Remember, Cohn and Tillerson were proud, accomplished men before they went to work for Trump. They probably envisioned enhancing legacies the usual way — by endowing universities, funding the arts, contributing to charity, and having their names put on buildings. Now? It's all too easy to envision angry undergrads of 2040 demanding those names be removed, if they ever get there at all.
The people who work for Trump have already cast their lot with him for various reasons: to push their own agendas, for prestige, or simply to serve their country. So the best they can hope for now is to do a little salvage work, and hope the books that are written have a little bit of nuance to them.

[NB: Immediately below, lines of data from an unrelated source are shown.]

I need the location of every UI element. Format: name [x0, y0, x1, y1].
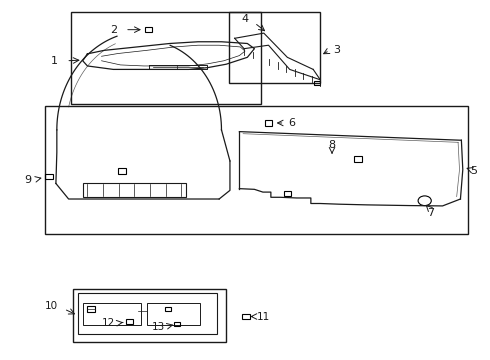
Text: 11: 11	[257, 311, 270, 321]
Bar	[354, 157, 362, 162]
Bar	[242, 314, 250, 319]
Text: 13: 13	[151, 322, 165, 332]
Bar	[126, 319, 133, 324]
Text: 10: 10	[45, 301, 58, 311]
Text: 7: 7	[427, 208, 434, 218]
Text: 8: 8	[328, 140, 336, 150]
Bar	[314, 81, 320, 85]
Bar	[228, 12, 320, 83]
Bar	[45, 106, 468, 234]
Text: 9: 9	[24, 175, 31, 185]
Bar	[265, 120, 272, 126]
Bar	[78, 293, 217, 334]
Bar	[118, 168, 126, 175]
Text: 6: 6	[289, 118, 295, 128]
Bar	[174, 322, 180, 326]
Bar	[45, 174, 53, 180]
Text: 4: 4	[242, 14, 248, 24]
Text: 2: 2	[110, 25, 117, 35]
Text: 5: 5	[470, 166, 478, 176]
Bar	[74, 289, 226, 342]
Bar	[284, 191, 291, 195]
Bar	[145, 27, 152, 32]
Bar	[165, 307, 172, 311]
Bar	[83, 303, 141, 325]
Text: 1: 1	[51, 56, 58, 66]
Bar	[147, 303, 200, 325]
Bar	[71, 12, 262, 104]
Bar	[83, 183, 186, 197]
Text: 12: 12	[102, 319, 115, 328]
Bar	[87, 306, 95, 312]
Text: 3: 3	[333, 45, 340, 55]
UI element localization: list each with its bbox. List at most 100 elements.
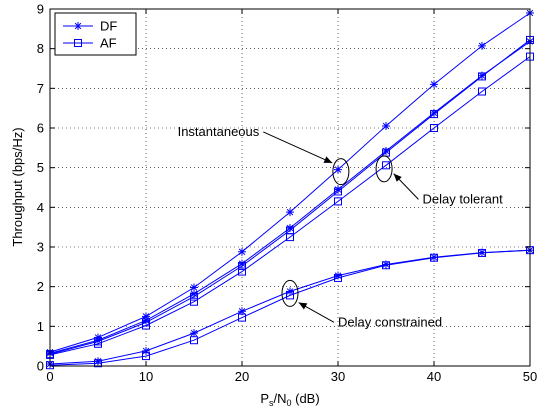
legend-marker — [74, 39, 82, 47]
star-stroke — [238, 308, 246, 315]
star-stroke — [190, 284, 198, 291]
data-point — [142, 352, 150, 361]
series-group — [46, 8, 534, 370]
y-tick-label: 3 — [37, 240, 44, 255]
y-tick-label: 8 — [37, 41, 44, 56]
data-point — [238, 247, 246, 256]
series-df-1 — [46, 37, 534, 358]
data-point — [334, 187, 342, 196]
x-axis-label: Ps/N0 (dB) — [260, 391, 319, 408]
annotation-arrow-head — [323, 156, 333, 163]
legend-item-af: AF — [63, 36, 117, 51]
annotation-ellipse — [375, 155, 393, 183]
star-stroke — [382, 122, 390, 130]
annotation-arrow-head — [393, 173, 402, 182]
data-point — [478, 87, 486, 96]
x-axis-label-mid: /N — [273, 391, 286, 406]
x-tick-label: 30 — [331, 369, 345, 384]
y-tick-label: 2 — [37, 279, 44, 294]
series-line — [49, 56, 531, 356]
data-point — [94, 359, 102, 368]
series-af-5 — [46, 246, 534, 370]
y-tick-label: 6 — [37, 121, 44, 136]
series-af-3 — [46, 52, 534, 359]
x-tick-label: 40 — [427, 369, 441, 384]
star-stroke — [74, 22, 82, 30]
legend-label: AF — [100, 36, 117, 51]
star-stroke — [478, 42, 486, 50]
data-point — [286, 291, 294, 300]
legend-marker — [74, 22, 82, 30]
star-stroke — [430, 81, 438, 88]
legend-box — [54, 12, 137, 56]
star-stroke — [286, 208, 294, 216]
data-point — [190, 283, 198, 292]
data-point — [382, 161, 390, 170]
data-point — [430, 124, 438, 132]
x-tick-label: 50 — [523, 369, 537, 384]
legend-item-df: DF — [63, 19, 117, 34]
star-stroke — [334, 272, 342, 279]
data-point — [478, 41, 486, 50]
y-tick-label: 1 — [37, 319, 44, 334]
annotation-arrow-line — [263, 131, 333, 164]
data-point — [190, 292, 198, 301]
star-stroke — [238, 260, 246, 267]
data-point — [430, 253, 438, 262]
y-tick-label: 0 — [37, 359, 44, 374]
annotation-ellipse — [332, 158, 350, 186]
legend: DF AF — [54, 12, 137, 56]
annotation-text: Instantaneous — [178, 124, 260, 139]
y-tick-label: 7 — [37, 81, 44, 96]
x-tick-label: 20 — [235, 369, 249, 384]
data-point — [94, 357, 102, 366]
annotation-0: Instantaneous — [178, 124, 350, 186]
series-line — [49, 249, 531, 366]
data-point — [190, 336, 198, 345]
data-point — [382, 261, 390, 270]
annotation-arrow-head — [298, 302, 308, 310]
data-point — [94, 339, 102, 348]
data-point — [430, 110, 438, 119]
annotation-ellipse — [281, 279, 299, 307]
legend-label: DF — [100, 19, 117, 34]
data-point — [286, 208, 294, 217]
x-axis-label-sub-0: 0 — [286, 398, 291, 408]
star-stroke — [334, 166, 342, 173]
series-line — [49, 39, 531, 355]
ticks: 0 10 20 30 40 50 0 1 2 3 4 5 6 7 8 9 — [37, 2, 537, 385]
x-axis-label-sub-s: s — [269, 398, 274, 408]
data-point — [190, 329, 198, 338]
data-point — [286, 233, 294, 242]
plot-frame — [49, 8, 531, 367]
x-axis-label-main: P — [260, 391, 269, 406]
y-axis-label: Throughput (bps/Hz) — [10, 127, 25, 246]
data-point — [334, 165, 342, 174]
data-point — [334, 273, 342, 282]
x-tick-label: 10 — [139, 369, 153, 384]
y-tick-label: 4 — [37, 200, 44, 215]
data-point — [478, 72, 486, 81]
data-point — [334, 197, 342, 206]
annotation-text: Delay tolerant — [422, 191, 503, 206]
data-point — [430, 80, 438, 89]
annotation-2: Delay constrained — [281, 279, 442, 329]
star-stroke — [190, 329, 198, 337]
data-point — [478, 248, 486, 257]
data-point — [382, 147, 390, 156]
x-axis-label-tail: (dB) — [292, 391, 320, 406]
data-point — [238, 313, 246, 322]
y-tick-label: 5 — [37, 160, 44, 175]
y-tick-label: 9 — [37, 2, 44, 17]
data-point — [190, 297, 198, 306]
star-stroke — [286, 224, 294, 232]
x-tick-label: 0 — [46, 369, 53, 384]
data-point — [142, 321, 150, 330]
data-point — [382, 122, 390, 131]
data-point — [238, 267, 246, 276]
data-point — [142, 346, 150, 355]
data-point — [238, 262, 246, 271]
annotations-group: Instantaneous Delay tolerant Delay constra… — [178, 124, 503, 329]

Will it be enough? History tends to be kindest to outsiders who boldly speak "truth" to power. Think about the heroes of Watergate — journalists like Bob Woodward and Carl Bernstein, senators like Howard Baker. Insiders like Mark Felt, the FBI official who served as the "Deep Throat" source to Woodward and Bernstein, tend to be viewed a bit skeptically, but more charitably than the insiders who don't leak.
But perhaps to be viewed skeptically is a win over flat-out villainy. When it comes time to start influencing the story that history will tell, there's no time like the present.